Let's build a table.
def build_table(iterator, acc, initial_chunk \\ nil) do
case MergeIterator.peek(iterator) do
"\xFF" ->
{iterator, acc}
_ ->
{block, iterator, next_chunk} =
case initial_chunk do
nil -> build_block(iterator, "")
chunk -> build_block(iterator, chunk)
end
build_table(iterator, [block | acc], next_chunk)
end
end
Alright, something has gone seriously wrong here. Logic for block-building has leaked into the table code. That is definitely not supposed to be there.
Making matters worse, this example is of the simplest possible case. In reality we need to accumulate the index entries and keep track of a bunch of metadata. Plus, the tables themselves are organized into levels, so this isn't even the end of it!

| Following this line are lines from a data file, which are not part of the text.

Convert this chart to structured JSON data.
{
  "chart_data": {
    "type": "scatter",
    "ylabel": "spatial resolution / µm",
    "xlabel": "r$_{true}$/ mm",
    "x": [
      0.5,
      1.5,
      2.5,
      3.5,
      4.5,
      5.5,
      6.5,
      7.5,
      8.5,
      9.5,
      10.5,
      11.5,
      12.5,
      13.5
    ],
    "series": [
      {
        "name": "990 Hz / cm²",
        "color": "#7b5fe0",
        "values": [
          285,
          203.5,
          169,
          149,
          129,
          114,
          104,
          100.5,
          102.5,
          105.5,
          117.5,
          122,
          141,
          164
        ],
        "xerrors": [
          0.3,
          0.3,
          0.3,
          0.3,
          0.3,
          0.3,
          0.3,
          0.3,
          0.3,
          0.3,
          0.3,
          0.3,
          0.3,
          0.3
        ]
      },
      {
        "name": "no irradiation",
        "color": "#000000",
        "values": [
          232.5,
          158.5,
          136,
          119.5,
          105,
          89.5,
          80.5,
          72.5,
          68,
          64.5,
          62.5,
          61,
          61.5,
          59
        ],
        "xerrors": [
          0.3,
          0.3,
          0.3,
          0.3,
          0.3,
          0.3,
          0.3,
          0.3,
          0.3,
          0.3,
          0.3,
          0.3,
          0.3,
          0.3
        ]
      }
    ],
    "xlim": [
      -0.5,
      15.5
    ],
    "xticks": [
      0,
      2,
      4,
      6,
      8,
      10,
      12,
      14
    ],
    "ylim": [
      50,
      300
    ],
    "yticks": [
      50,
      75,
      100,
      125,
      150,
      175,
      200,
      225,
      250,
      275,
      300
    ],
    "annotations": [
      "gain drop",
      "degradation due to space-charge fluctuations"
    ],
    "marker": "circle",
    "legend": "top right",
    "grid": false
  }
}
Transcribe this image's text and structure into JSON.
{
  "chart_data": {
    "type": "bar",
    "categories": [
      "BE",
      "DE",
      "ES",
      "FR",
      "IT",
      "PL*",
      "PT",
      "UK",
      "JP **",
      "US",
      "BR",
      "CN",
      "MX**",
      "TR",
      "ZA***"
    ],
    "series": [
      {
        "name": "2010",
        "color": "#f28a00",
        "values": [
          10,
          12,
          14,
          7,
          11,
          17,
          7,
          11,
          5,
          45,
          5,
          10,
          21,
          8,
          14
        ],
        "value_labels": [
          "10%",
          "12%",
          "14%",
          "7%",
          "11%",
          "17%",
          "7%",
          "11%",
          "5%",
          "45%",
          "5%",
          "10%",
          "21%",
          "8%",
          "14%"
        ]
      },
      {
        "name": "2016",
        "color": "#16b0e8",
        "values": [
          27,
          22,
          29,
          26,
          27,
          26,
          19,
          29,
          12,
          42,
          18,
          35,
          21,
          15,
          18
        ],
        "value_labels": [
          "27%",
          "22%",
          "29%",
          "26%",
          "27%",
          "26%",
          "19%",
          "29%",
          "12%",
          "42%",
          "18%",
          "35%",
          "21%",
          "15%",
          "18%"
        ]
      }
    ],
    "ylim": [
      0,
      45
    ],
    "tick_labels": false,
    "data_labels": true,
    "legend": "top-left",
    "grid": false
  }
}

Tragically, I wrote the entire first pass of compaction like this. That poor little chunk was passed through, I kid you not, like four different levels of abstraction. I wrote it, and I could tell it was wrong, but I could not for the life of me understand why. It sat like that for a month as I scaffolded out the rest of the engine before coming back for a second pass.
And then it hit me.
Iterators on iterators on iterators
What are we doing in build_block() anyway?

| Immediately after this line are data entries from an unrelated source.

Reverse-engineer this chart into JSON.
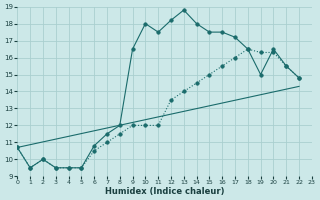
{
  "xlabel": "Humidex (Indice chaleur)",
  "bg_color": "#cce8e8",
  "grid_color": "#aacfcf",
  "line_color": "#1a6b6b",
  "xlim": [
    0,
    23
  ],
  "ylim": [
    9,
    19
  ],
  "xticks": [
    0,
    1,
    2,
    3,
    4,
    5,
    6,
    7,
    8,
    9,
    10,
    11,
    12,
    13,
    14,
    15,
    16,
    17,
    18,
    19,
    20,
    21,
    22,
    23
  ],
  "yticks": [
    9,
    10,
    11,
    12,
    13,
    14,
    15,
    16,
    17,
    18,
    19
  ],
  "series1_x": [
    0,
    1,
    2,
    3,
    4,
    5,
    6,
    7,
    8,
    9,
    10,
    11,
    12,
    13,
    14,
    15,
    16,
    17,
    18,
    19,
    20,
    21,
    22
  ],
  "series1_y": [
    10.7,
    9.5,
    10.0,
    9.5,
    9.5,
    9.5,
    10.5,
    11.0,
    11.5,
    12.0,
    12.0,
    12.0,
    13.5,
    14.0,
    14.5,
    15.0,
    15.5,
    16.0,
    16.5,
    16.3,
    16.3,
    15.5,
    14.8
  ],
  "series2_x": [
    0,
    1,
    2,
    3,
    4,
    5,
    6,
    7,
    8,
    9,
    10,
    11,
    12,
    13,
    14,
    15,
    16,
    17,
    18,
    19,
    20,
    21,
    22
  ],
  "series2_y": [
    10.7,
    9.5,
    10.0,
    9.5,
    9.5,
    9.5,
    10.8,
    11.5,
    12.0,
    16.5,
    18.0,
    17.5,
    18.2,
    18.8,
    18.0,
    17.5,
    17.5,
    17.2,
    16.5,
    15.0,
    16.5,
    15.5,
    14.8
  ],
  "series3_x": [
    0,
    22
  ],
  "series3_y": [
    10.7,
    14.3
  ]
}
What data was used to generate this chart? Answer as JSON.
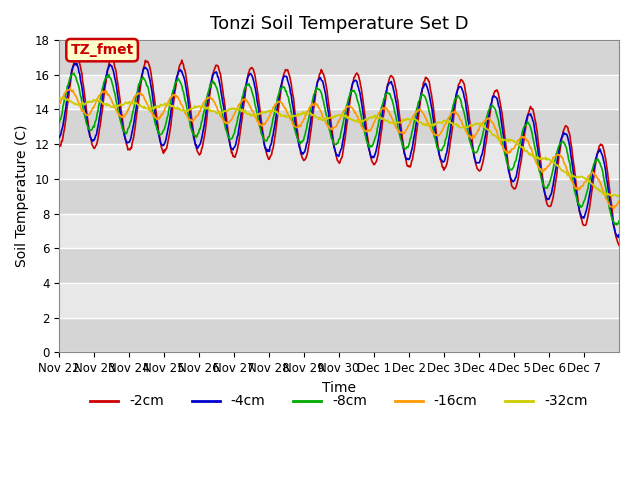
{
  "title": "Tonzi Soil Temperature Set D",
  "xlabel": "Time",
  "ylabel": "Soil Temperature (C)",
  "ylim": [
    0,
    18
  ],
  "yticks": [
    0,
    2,
    4,
    6,
    8,
    10,
    12,
    14,
    16,
    18
  ],
  "x_tick_labels": [
    "Nov 22",
    "Nov 23",
    "Nov 24",
    "Nov 25",
    "Nov 26",
    "Nov 27",
    "Nov 28",
    "Nov 29",
    "Nov 30",
    "Dec 1",
    "Dec 2",
    "Dec 3",
    "Dec 4",
    "Dec 5",
    "Dec 6",
    "Dec 7"
  ],
  "legend_labels": [
    "-2cm",
    "-4cm",
    "-8cm",
    "-16cm",
    "-32cm"
  ],
  "line_colors": [
    "#cc0000",
    "#0000cc",
    "#00aa00",
    "#ff9900",
    "#cccc00"
  ],
  "annotation_text": "TZ_fmet",
  "annotation_color": "#cc0000",
  "annotation_bg": "#ffffcc",
  "title_fontsize": 13,
  "label_fontsize": 10,
  "tick_fontsize": 8.5,
  "n_days": 16
}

Are we iterating over keys?
Or are we iterating over chunks?
defmodule ChunkIterator do
defstruct [:merge_iterator, :current_chunk]
def new(merge_iterator) do
next(%ChunkIterator{merge_iterator: merge_iterator})
end
def peek(%ChunkIterator{current_chunk: current_chunk}) do
current_chunk
end
def next(%ChunkIterator{merge_iterator: merge_iterator} = iterator) do
case MergeIterator.peek(merge_iterator) do
"\xFF" ->
%{iterator | current_chunk: :empty}
_key ->
{chunk, merge_iterator} = build_chunk(merge_iterator, "")
%{iterator | merge_iterator: merge_iterator, current_chunk: chunk}
end
end
end
That looks nice. Let's try it out.
def build_block(iterator, acc) do
case ChunkIterator.peek(iterator) do
:empty ->
{acc, iterator}
chunk ->
case (byte_size(acc) + byte_size(chunk)) > (512 * 1024) do
true ->
{acc, iterator}
false ->
iterator = ChunkIterator.next(iterator)
build_block(iterator, acc <> chunk)
end
end
end
And the table?
def build_table(iterator, acc) do
case ChunkIterator.peek(iterator) do
:empty ->
{acc, iterator}
_ ->
{block, iterator} = build_block(iterator, "")
build_table(iterator, [block | acc])
end
end
Well would you look at that.
The problem is gone!
The iterator buffers the next chunk, and build_table() passes it on to the next block none the wiser.
We have successfully decoupled chunking from iteration.